One child I’m working with doesn’t have any identifiable physical problems. She’s a healthy, normal child who simply has little control over her basic bodily functions. All her tests have returned normal results, and her doctors are completely baffled.

But we’re not giving up. We’re attacking the problem from every conceivable angle: addressing her core strength, doing daily exercises at home, monitoring her food and drink intake, scheduling bathroom breaks, keeping a diary, and strengthening all her “senses.”

Her parents, major partners in this process, have seen progress, but we have no idea what’s working or why. For now, we’re doing everything possible to give this girl better quality of life, even as she remains an enigma.

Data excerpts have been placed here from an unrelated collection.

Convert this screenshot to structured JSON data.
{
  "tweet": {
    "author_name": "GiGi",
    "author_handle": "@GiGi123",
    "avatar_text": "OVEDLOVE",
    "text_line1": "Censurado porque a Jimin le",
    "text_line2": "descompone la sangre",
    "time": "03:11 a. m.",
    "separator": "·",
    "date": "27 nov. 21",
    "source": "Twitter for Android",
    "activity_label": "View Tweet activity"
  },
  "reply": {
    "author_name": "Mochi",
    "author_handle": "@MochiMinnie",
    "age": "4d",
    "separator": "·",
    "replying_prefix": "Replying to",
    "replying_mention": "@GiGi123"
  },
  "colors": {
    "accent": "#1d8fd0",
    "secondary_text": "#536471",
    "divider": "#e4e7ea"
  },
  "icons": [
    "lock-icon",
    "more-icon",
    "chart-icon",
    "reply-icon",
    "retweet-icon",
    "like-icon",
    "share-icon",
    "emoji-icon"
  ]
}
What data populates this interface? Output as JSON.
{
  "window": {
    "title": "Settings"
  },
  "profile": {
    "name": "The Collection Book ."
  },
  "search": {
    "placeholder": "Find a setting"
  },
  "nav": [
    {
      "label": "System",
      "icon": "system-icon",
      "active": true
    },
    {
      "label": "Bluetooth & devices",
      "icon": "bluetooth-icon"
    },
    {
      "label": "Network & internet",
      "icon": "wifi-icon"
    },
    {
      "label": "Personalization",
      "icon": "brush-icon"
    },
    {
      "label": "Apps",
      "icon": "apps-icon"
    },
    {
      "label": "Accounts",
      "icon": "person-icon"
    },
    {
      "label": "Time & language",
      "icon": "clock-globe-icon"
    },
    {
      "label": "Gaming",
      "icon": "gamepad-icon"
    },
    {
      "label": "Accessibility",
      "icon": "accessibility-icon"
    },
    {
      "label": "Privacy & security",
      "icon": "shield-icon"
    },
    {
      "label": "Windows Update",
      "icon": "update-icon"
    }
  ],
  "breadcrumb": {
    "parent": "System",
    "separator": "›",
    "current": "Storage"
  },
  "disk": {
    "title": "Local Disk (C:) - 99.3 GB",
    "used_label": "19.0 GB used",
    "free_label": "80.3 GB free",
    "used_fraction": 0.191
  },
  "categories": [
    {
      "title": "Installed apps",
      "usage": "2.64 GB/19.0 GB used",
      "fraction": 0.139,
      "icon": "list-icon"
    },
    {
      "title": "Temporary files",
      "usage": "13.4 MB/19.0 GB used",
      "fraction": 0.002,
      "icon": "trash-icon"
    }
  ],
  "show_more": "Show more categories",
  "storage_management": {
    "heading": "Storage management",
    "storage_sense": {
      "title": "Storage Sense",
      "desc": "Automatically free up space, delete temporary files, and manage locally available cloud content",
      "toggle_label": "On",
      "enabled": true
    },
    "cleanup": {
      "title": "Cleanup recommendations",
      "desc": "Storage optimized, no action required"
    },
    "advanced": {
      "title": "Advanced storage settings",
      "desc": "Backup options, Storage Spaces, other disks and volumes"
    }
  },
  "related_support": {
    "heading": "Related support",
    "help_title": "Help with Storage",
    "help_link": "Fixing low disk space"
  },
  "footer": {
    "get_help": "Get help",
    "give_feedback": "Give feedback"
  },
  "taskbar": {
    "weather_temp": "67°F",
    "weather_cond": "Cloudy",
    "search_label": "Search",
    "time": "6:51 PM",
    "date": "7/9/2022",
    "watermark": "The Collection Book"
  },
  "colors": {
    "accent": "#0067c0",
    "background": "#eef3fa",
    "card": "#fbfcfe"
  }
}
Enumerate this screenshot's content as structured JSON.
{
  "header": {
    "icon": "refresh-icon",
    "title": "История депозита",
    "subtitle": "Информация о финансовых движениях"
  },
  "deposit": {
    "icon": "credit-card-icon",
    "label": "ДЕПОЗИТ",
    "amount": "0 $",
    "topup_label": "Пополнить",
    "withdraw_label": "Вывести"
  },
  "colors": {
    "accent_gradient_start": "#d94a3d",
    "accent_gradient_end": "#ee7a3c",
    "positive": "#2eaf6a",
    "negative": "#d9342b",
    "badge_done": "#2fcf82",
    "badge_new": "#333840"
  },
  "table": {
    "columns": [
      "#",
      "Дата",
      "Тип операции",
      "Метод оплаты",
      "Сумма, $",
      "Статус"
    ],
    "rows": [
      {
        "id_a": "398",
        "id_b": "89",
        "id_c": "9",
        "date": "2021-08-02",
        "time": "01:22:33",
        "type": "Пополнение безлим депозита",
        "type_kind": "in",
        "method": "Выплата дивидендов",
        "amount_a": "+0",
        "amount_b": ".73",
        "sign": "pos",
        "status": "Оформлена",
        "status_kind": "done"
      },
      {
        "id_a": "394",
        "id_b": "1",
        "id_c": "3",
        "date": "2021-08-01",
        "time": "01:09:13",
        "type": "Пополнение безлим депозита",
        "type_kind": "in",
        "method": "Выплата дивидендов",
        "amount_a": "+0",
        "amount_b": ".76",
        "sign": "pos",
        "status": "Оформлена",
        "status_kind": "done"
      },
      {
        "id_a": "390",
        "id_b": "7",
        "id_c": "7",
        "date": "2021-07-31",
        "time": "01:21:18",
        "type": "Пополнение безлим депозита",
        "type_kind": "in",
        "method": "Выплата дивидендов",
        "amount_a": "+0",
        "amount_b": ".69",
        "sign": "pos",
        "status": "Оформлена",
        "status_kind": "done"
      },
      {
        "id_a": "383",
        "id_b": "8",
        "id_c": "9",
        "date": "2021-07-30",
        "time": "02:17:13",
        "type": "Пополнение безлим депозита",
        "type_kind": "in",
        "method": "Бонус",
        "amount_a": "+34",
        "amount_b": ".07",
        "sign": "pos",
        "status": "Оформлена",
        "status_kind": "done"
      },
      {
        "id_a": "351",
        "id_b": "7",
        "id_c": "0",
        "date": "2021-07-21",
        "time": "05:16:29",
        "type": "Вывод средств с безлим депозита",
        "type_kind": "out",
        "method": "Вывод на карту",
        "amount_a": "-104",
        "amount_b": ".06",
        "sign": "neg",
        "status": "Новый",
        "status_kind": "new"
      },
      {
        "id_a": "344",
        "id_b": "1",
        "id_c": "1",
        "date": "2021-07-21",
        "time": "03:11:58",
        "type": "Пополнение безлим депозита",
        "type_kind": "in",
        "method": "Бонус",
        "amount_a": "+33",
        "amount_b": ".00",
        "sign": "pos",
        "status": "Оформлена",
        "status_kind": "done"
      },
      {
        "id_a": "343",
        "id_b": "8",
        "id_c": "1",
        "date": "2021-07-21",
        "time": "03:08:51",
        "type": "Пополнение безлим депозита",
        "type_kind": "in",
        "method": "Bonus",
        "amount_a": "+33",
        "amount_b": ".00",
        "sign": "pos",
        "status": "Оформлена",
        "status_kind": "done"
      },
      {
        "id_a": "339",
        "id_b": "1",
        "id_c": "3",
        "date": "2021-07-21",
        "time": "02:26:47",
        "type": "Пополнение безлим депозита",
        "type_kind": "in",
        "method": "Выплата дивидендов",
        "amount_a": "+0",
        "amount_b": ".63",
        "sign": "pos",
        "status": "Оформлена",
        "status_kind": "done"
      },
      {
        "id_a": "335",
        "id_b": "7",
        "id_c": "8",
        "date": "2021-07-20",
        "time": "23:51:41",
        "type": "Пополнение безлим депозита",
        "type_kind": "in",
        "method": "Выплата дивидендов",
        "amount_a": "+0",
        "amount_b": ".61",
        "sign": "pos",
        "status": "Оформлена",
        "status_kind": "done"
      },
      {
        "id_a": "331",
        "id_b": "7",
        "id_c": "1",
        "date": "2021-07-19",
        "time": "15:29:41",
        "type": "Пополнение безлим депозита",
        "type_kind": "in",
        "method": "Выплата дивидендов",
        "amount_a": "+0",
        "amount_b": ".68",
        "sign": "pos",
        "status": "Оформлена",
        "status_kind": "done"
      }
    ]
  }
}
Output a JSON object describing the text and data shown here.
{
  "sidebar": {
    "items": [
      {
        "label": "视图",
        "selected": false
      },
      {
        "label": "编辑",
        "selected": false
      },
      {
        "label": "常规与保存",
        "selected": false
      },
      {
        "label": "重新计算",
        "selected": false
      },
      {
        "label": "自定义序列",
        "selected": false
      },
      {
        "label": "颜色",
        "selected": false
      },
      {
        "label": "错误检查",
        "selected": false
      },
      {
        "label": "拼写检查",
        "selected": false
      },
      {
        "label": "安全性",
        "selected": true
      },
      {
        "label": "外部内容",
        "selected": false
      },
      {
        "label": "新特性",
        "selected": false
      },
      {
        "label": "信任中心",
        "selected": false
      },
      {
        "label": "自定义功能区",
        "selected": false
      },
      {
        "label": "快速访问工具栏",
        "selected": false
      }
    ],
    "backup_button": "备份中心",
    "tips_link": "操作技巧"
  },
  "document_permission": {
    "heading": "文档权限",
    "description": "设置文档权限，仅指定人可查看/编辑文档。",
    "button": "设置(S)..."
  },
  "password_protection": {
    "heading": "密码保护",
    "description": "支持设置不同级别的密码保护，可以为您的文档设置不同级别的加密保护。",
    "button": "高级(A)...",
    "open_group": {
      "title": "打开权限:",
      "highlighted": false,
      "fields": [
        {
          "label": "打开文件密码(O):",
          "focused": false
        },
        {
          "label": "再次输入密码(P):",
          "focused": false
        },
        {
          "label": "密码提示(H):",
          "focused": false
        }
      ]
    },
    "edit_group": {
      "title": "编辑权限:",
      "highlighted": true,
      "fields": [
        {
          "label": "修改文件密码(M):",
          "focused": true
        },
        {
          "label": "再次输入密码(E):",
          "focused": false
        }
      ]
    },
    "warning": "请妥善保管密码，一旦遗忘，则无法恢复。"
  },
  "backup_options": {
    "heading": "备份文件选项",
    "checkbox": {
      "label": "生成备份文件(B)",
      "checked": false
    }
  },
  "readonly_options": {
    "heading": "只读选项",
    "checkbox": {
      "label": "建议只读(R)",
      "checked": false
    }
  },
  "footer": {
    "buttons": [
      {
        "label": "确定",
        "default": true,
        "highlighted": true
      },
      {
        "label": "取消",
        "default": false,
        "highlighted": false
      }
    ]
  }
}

And Moishy, one of my first patients? He’s doing a lot better now. It’s been a long road for him, but he no longer has public accidents, and his life has changed completely. So has Esty’s.

I work with so many children who struggle with basic bathroom functions that when I encounter a child who functions normally, I’m filled with wonder. Hodu Lashem! I want to cry when I witness the miracle of Asher Yatzar playing out before my eyes. Do people realize what a gift it is to use the bathroom with ease? Do we appreciate Hashem’s constant blessing?

Elevate

Every day, parents and children come to my clinic, asking, “What’s wrong with me?”

I try to show them that with persistence, hope, and a tremendous dose of siyata d’Shmaya, one day, they won’t have any questions.

Some children have problems I solved quickly and simply; others, like my enigma patient, present ongoing challenges. It’s a humbling, eye-opening experience. But I keep trying. The satisfaction of seeing the light dawn in the eyes of a child who knows they can finally control their body… the hope kindling in a parent’s face when they see that a normal life is possible… they make everything worth it.

  • My ideal vacation: an iced coffee, a comfortable chair, and a stack of books
  • Recent hobbies: painting and needlepoint (though the needlepoint happens in my spare time, so my last piece took four years)
  • My biggest zechus: I have the privilege of videoing Rebbetzin Esther Schwartz and posting her content on TorahAnytime.

 

*All cases mentioned in this piece are composites.